On the representation side, this seems like a chicken and egg problem where there won't be any change in diversity if no one wants to make a move because the board isn't already diverse enough.

And on the AI safety side, there won't be any change unless someone sits on the board and pushes for safety proactively, instead of reactively through legislation.

[–] [email protected] 29 points 11 months ago (1 children)

there won't be any change unless someone sits on the board and pushes for safety proactively, instead of reactively through legislation.

There won't be any change because the board that pushed back just got replaced with people who won't.

[–] [email protected] 2 points 11 months ago

And they're getting an opportunity to apply and bring back some balance, but decided not to.

[–] [email protected] 6 points 11 months ago

It also elides "AI safety" (Toner's thing) and "AI ethics" (Gebru's thing). They're two different things. Jammed together here because both are women (FFS).

"AI safety" is the sci-fi, paperclip maximisation, fantasies about the potential future of AI.

"AI ethics" is the real actual harms done in the here and now, by embedding existing biases into decision-making, and consuming enormous amounts of resource.

Meredith Whittaker sums up the difference nicely in this interview:

So in 2020-21 when Timnit Gebru and Margaret Mitchell from Google’s AI ethics unit were ousted after warning about the inequalities perpetuated by AI, did you feel, “Oh, here we go again”?

Timnit and her team were doing work that was showing the environmental and social harm potential of these large language models – which are the fuel of the AI hype at this moment. What you saw there was a very clear case of how much Google would tolerate in terms of people critiquing these systems. It didn’t matter that the issues that she and her co-authors pointed out were extraordinarily valid and real. It was that Google was like: “Hey, we don’t want to metabolise this right now.”

Is it interesting to you how their warnings were received compared with the fears of existential risk expressed by ex-Google “godfather of AI” Geoffrey Hinton recently?

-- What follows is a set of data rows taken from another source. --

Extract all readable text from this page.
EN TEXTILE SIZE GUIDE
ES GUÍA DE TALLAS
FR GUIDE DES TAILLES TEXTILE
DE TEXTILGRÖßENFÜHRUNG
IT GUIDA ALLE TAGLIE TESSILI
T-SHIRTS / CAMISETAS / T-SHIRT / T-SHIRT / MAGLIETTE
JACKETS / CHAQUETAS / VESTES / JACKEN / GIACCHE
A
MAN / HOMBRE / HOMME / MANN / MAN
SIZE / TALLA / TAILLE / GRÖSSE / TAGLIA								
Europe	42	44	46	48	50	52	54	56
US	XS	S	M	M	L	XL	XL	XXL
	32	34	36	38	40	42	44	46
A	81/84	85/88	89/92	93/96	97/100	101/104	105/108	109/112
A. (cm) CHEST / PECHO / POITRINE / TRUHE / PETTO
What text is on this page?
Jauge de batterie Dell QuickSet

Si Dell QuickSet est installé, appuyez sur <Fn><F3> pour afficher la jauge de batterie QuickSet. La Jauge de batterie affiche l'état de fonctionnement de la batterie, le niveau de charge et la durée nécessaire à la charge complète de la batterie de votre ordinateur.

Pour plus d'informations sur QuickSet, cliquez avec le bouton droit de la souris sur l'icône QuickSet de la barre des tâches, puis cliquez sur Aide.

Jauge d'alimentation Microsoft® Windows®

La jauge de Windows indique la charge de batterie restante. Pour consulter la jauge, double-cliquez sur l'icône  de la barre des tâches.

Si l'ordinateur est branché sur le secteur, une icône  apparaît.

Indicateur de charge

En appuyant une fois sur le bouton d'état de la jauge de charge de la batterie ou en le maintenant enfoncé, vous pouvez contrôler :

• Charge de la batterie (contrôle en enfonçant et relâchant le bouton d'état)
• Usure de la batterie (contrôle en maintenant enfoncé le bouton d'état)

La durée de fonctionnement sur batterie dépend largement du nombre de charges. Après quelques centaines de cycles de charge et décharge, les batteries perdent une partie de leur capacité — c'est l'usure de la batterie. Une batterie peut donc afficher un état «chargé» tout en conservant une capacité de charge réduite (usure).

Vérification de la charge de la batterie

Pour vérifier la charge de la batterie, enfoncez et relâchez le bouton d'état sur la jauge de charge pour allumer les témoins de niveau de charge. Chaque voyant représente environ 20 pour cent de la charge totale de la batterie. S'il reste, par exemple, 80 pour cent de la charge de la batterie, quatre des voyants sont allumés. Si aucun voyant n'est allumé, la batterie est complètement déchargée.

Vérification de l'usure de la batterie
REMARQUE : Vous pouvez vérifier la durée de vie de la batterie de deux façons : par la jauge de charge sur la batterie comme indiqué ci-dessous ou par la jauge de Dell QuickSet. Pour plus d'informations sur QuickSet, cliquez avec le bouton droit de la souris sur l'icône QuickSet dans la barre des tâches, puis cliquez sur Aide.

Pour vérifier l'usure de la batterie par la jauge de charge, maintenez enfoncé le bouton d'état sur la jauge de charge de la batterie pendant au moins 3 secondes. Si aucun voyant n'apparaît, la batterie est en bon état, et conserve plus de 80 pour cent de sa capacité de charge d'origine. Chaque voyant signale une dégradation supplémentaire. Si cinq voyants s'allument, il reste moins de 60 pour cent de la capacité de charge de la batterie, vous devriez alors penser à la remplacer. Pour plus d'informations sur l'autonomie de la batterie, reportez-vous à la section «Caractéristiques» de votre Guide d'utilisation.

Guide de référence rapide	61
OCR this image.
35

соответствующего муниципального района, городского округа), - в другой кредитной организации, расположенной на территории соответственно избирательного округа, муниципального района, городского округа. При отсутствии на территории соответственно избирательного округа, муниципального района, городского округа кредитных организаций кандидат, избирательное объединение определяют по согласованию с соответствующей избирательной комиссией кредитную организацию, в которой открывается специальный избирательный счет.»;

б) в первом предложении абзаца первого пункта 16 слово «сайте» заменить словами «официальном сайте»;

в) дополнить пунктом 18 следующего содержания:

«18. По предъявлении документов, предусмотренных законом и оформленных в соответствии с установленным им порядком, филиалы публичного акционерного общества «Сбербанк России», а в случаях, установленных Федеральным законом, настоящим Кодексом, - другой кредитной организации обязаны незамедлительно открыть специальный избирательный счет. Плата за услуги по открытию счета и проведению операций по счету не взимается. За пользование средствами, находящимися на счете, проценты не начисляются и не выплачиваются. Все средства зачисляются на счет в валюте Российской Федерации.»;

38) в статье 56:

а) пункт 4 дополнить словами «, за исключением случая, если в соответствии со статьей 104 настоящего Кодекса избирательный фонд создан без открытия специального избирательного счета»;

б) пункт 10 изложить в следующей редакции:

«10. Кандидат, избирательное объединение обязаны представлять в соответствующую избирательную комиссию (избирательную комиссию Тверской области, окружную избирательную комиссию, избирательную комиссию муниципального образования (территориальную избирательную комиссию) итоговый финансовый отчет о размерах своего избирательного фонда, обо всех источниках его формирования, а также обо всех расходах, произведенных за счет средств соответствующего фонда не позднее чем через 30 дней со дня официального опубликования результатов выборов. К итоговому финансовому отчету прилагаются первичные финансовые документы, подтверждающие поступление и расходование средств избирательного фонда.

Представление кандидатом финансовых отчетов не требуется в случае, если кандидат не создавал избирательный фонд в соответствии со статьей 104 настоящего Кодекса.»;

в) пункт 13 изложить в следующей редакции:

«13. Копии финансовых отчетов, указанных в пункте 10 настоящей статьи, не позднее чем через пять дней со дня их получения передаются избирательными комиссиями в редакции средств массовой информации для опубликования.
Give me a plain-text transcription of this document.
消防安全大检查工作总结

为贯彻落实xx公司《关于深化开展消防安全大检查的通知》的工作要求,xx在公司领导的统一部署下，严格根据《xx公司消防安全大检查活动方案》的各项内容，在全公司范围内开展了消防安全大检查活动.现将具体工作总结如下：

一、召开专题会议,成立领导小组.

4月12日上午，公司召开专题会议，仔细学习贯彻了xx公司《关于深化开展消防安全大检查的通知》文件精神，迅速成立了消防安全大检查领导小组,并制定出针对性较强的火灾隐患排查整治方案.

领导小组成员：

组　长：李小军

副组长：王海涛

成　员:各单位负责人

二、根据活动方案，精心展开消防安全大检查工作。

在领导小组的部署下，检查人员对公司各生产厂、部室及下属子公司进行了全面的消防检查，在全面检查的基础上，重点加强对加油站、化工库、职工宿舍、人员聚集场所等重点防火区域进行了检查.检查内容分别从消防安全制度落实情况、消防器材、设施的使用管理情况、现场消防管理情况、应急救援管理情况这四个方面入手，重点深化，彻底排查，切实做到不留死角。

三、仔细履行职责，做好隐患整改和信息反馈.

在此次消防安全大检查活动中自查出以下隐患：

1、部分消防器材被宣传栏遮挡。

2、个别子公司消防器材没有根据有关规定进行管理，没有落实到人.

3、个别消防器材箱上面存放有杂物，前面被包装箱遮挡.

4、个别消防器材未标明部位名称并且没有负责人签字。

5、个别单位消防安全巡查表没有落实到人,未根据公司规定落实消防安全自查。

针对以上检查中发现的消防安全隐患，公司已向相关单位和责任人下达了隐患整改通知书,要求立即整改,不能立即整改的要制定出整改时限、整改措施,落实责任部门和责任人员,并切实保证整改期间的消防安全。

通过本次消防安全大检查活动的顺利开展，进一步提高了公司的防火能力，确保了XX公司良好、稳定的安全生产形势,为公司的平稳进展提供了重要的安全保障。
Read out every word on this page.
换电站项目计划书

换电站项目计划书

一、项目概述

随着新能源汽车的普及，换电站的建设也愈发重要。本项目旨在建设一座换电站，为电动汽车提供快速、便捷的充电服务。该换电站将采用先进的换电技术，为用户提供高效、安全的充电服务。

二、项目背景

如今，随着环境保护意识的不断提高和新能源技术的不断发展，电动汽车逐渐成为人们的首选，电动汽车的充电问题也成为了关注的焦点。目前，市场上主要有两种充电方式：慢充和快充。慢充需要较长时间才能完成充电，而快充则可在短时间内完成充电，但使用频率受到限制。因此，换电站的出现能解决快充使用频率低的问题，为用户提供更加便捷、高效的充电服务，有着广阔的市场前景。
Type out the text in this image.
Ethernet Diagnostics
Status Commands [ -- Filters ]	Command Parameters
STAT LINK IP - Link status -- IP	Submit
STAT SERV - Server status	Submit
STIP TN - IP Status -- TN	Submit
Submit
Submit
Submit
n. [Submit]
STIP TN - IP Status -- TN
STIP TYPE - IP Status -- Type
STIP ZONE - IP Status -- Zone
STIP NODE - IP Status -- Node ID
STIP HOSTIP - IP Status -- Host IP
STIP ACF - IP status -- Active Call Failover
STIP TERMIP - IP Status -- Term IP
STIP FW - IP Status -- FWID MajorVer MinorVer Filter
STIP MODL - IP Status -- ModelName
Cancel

If you were to heed Timnit’s warnings you would have to significantly change the business and the structure of these companies. If you heed Geoff’s warnings, you sit around a table at Davos and feel scared.

Geoff’s warnings are much more convenient, because they project everything into the far future so they leave the status quo untouched. And if the status quo is untouched you’re going to see these companies and their systems further entrench their dominance such that it becomes impossible to regulate. This is not an inconvenient narrative at all.